3 Tech Savvy Energy Savers for Earth Day
With Earth Day right around the corner, we may be feeling a little more inspired to be green but leading a more green lifestyle can also help you save your family’s green. Advances in technology help us lead a more efficient lifestyle. Here are 3 ways to save money by making your technology work for you while helping the environment at the same time.
Eliminate the vampire suck by unplugging or investing in a smart plugging strip. While putting devices to sleep might be an energy saving measure, it’s often better to unplug to prevent energy from being sucked from your home. According to Energy Star, the average household spends $100 each year to power devices when they’re off or in standby mode. If you prefer to leave your devices plugged in, invest in a smart plugging strip like the iGo Green Power Smart Tower that stop the flow of Vampire power when they’re done charging. If you’re not sure if a smart power strip is really a good investment, iGo allows you to calculate your vampire loss to help you determine how much energy you’re bleeding.
Wash your clothes in cold water. Heating water for a warm or hot cycle of laundry can account for up to 80 percent of the energy used per wash load in the United States. Since a cold water wash cleans your clothes just as well, switch to a cold cycle wash to clean your clothes just as well but saves energy and is better for the environment.

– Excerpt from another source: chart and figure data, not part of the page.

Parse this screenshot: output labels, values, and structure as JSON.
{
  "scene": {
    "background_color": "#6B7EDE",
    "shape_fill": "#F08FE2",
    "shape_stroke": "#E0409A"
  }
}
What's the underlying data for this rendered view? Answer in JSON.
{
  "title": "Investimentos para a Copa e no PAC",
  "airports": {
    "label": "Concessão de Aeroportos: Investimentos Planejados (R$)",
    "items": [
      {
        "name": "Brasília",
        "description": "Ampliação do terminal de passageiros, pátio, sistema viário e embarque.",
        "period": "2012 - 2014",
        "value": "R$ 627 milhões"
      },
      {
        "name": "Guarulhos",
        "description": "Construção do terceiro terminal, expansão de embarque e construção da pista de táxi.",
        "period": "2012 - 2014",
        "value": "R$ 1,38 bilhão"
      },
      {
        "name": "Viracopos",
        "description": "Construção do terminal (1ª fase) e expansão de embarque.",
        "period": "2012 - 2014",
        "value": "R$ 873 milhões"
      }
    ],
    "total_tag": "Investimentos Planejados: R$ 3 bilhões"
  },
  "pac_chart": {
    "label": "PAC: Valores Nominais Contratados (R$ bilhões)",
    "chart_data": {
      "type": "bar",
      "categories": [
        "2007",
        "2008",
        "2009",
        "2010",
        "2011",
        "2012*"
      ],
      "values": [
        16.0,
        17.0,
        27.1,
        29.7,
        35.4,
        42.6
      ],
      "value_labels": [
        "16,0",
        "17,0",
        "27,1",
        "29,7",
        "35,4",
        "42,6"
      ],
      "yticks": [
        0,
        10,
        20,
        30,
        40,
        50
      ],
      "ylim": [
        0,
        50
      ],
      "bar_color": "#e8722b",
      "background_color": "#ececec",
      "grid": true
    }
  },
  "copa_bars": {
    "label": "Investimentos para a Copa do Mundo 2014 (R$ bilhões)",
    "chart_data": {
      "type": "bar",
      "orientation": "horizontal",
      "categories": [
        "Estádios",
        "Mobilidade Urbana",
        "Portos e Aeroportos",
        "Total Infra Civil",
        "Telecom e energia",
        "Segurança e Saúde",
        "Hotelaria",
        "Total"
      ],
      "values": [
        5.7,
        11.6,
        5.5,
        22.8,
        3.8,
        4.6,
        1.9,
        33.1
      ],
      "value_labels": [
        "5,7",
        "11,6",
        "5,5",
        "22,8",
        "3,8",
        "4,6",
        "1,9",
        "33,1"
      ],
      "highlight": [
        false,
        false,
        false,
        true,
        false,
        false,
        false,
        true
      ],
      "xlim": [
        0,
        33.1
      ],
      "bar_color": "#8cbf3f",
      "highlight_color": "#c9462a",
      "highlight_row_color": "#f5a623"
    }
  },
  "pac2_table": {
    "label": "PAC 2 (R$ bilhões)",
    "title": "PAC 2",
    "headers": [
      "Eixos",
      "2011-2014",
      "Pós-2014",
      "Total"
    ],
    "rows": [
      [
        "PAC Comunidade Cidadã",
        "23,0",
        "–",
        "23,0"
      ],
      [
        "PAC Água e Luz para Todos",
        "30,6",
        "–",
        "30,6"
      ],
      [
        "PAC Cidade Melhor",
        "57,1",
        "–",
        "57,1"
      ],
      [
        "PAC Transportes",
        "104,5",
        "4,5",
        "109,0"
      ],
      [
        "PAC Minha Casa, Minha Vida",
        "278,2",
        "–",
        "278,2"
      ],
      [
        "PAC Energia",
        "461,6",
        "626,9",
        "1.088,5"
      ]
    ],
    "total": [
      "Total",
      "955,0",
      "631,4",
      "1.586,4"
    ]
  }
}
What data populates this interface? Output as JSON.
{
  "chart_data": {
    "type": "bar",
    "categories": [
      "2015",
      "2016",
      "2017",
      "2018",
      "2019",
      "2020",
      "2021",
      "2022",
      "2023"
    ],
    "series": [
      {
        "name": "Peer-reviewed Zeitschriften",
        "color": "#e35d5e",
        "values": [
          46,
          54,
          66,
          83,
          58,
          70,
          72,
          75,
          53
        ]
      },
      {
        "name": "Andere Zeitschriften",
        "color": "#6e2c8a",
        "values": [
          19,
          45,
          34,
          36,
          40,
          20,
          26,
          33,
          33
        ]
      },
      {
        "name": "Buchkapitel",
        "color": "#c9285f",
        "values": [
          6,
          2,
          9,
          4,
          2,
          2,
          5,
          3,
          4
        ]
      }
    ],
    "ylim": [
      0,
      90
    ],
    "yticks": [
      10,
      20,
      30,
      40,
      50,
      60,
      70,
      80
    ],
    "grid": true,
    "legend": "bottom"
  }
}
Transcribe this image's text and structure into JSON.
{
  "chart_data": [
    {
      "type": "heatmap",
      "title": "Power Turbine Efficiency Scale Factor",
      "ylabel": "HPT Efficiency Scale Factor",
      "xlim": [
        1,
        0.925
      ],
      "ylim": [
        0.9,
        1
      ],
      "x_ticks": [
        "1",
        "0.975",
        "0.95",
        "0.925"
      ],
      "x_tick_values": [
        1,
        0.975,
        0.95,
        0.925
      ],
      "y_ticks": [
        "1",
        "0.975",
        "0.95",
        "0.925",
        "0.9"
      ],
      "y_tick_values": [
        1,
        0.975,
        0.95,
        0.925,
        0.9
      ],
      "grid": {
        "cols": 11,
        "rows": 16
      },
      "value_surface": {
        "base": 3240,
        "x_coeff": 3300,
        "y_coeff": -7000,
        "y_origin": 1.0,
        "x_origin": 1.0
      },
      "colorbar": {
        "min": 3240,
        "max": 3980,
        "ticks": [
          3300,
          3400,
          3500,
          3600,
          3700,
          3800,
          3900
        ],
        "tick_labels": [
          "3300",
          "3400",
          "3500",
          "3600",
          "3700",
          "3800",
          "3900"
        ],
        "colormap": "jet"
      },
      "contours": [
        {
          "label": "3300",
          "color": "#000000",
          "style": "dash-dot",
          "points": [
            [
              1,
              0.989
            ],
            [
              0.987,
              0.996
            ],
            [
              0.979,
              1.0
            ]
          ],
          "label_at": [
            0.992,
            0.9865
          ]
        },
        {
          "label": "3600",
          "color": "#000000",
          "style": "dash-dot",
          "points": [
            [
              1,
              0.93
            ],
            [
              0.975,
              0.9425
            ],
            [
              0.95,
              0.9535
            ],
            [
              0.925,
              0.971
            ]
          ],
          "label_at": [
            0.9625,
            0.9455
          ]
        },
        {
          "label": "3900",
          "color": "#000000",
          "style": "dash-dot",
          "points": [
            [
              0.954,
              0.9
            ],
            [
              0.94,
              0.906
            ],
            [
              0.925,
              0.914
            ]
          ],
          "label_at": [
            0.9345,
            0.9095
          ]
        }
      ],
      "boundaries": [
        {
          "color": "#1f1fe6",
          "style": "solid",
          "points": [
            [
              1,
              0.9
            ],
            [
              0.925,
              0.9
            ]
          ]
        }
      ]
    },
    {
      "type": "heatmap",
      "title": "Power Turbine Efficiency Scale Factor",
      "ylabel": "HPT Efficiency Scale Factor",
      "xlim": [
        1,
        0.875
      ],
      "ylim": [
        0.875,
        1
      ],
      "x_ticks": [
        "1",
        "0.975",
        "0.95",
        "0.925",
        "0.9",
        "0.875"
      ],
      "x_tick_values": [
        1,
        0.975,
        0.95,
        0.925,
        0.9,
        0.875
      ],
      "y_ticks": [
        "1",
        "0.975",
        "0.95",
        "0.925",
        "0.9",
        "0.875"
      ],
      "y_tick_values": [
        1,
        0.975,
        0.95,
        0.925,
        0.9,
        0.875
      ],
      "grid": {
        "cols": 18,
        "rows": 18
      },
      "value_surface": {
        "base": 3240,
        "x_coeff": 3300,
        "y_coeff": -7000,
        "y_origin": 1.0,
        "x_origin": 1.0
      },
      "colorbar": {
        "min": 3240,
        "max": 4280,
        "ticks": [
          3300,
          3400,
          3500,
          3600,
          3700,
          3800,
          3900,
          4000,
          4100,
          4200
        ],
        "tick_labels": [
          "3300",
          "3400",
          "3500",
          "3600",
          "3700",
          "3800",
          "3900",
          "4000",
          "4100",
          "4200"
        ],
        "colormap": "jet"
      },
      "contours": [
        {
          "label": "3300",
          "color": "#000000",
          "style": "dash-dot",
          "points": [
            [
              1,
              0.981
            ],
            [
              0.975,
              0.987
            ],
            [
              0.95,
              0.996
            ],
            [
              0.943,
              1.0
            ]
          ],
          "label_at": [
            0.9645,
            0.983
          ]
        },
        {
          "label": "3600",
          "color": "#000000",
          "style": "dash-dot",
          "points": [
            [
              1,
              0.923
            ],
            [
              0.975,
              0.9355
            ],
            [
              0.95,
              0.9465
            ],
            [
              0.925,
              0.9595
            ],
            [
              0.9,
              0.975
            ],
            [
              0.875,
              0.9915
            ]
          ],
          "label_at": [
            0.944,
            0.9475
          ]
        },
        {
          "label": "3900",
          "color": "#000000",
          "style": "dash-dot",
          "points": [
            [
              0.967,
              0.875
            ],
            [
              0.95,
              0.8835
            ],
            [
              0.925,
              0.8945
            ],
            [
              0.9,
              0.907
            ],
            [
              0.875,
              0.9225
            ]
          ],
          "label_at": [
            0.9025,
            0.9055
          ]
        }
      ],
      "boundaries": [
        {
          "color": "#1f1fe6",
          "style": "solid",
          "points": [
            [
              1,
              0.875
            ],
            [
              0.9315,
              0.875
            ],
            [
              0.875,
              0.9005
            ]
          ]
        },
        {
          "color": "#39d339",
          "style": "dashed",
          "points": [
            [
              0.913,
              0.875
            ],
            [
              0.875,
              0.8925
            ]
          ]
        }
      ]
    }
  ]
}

Update your appliances. If you’ve been contemplating a new washer, dryer, dishwasher, or refrigerator, there’s no time like the present. With technology constantly improving, appliances are becoming more energy efficient. Last year we replaced our 10 year old dishwasher with a Bosch one that costs less than $30 a year to run and uses 1.7 gallons of water with each load. How did I know which dishwasher would be the most efficient? Each appliance comes with a large yellow Energy Guide label. Besides listing key features, manufacturer, model, size, etc., the most useful information is the graphic displaying average yearly energy use to other models with similar features. The Energy Guide label also indicates the approximate yearly energy cost of operating the appliance. Also be sure to look for Energy Star rating when shopping for appliances since Energy Star ratings indicate a Federal energy efficiency standard set by the Environmental Protection Agency.